I left my notes at the office, but here is the basic story.


Buck Bradley was the builder of the observatory. Early in the century he met his future wife while on a cruise in SE Asia. He worked in SE Asia promoting a tobacco company, Ligget something. He met his future wife on a cruise, then, by cosmic circumstance, he met her on another cruise. Fate apparently was in the cards and they were eventually married.


As a wedding present his new father in law gave them the house on 490 Waldo Ave. At that time Waldo Ave was out in the country and away from the city lights. The city limits stopped at Rural Ave, several blocks north.


Buck owned a bicycle shop on the 200 block of High Street. I don't know if it was SE or NE. That is probably where the 241 High St address came from.


In 1938 he built the observatory. According to the owner there is an inscription in the concrete with the date.


Sometime later the telescope was donated to a university, though it is not known what university it went to.


The house was later owned by Mark O. Hatfield's parents, though by then the telescope was removed and I believe Mark had moved out and on his own. This goes against the oral history that I had heard about Hatfield having built the observatory as a youth.


Buck died, possibly sometime in the 60's. The current owner met his widow about 8 years ago and talked with her about the telescope. It is not known if she is still alive or where she lives. However, she did have some photographs of the old observatory and telescope that the current owner made copies of. He has offered to locate those photos and allow me to make copies of them. When I do I will let you know.

August 11, 2001 - This just in... more information from Peter Abrahams who found an article in a 1940 copy of Scientific American about the Bradley Observatory.

Scientific American, Feb. 1940. Albert Ingalls column:

The volume of an observatory dome is directly proportional to the cube of the length of the telescope it houses, hence when B. L. Bradley, 235 North High Street, Salem, Oregon, made a 12-1/2" mirror of f/11-1/2, with a 13' tube (Figure 2), the 20' dome he built (Figure 1) was a logical sequitur.

It is a fine, roomy dome, quite unlike some which leave so little room between walls and telescope that a fat man, or even a skinny one, must become a contortionist in order to get around. Bradley s dome has a fixed base 7' high, of reinforced concrete 5" thick. Rafters are two-by-fours, roofing is 26-gage galvanized iron painted with luminum. Shutters open a full 6', running on roller-skate wheels. Dome rolls around on ball-bearing assemblies from wrecked cars. The telescope stands on a heavy, deep concrete pillar. Its mounting has Timken and New Departure bearings, a closely calibrated declination circle, electric lights, and other trimmings. Tube is 14" in diameter Finder is a 6", f/5.5 reflecting telescope. Bradley got the machine work of the mounting done on the well-known "you scratch my back and I'll scratch yours" principle. That is, he made the lads of the Salem High School an 8" mirror while they did this part of the work for him.
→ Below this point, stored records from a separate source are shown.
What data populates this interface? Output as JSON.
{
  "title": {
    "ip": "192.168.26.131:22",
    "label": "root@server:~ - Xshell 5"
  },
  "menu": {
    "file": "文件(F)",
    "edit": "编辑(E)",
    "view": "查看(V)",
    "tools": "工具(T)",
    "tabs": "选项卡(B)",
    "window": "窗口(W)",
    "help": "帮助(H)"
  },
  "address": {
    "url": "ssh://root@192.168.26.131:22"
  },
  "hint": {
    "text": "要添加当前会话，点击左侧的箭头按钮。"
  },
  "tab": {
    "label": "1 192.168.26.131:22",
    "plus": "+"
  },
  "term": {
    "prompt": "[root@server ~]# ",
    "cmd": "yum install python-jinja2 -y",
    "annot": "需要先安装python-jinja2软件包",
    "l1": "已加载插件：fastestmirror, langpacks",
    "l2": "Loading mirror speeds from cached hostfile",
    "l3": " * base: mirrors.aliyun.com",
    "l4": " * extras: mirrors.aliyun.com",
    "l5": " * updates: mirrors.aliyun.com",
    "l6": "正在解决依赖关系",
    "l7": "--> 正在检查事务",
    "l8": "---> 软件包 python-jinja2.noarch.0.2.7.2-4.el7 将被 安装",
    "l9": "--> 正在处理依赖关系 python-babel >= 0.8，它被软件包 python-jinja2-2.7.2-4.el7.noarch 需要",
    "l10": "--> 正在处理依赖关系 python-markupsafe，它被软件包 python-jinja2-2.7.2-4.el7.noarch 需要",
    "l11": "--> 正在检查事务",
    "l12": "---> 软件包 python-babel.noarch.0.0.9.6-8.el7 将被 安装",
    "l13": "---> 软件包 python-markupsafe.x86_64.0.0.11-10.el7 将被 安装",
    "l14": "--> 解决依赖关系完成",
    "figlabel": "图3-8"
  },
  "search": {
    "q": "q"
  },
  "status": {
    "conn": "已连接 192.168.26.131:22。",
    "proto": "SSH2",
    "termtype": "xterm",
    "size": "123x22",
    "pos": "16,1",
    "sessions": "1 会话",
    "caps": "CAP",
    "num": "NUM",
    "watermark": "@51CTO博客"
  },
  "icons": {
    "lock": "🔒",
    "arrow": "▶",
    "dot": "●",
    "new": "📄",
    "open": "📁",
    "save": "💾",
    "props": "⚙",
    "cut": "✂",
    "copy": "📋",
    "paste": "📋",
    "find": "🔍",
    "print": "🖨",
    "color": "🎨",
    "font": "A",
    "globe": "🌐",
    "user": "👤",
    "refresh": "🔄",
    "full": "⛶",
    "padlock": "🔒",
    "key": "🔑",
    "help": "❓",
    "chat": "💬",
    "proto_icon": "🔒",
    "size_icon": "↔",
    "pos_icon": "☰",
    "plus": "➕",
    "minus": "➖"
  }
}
Observatory from High Street
The observatory sits back off of High Street and is partly obscured by the trees. I looked at the size of these trees and realized that they must have been much smaller 63 years ago when the observatory was built.

Up close
The observatory measures roughly (paced it off) 20 feet from side to side. Construction is poured concrete, wood framed dome with some sort of metal overlay.

Telescope pier
The observatory is now being used for storage.
As you can see there was once electricity to the observatory and it was built into the pier. According to the current owner it was an equatorial mounted telescope, probably a reflector.



Overhead you can see the construction. Everything is painted a flat black.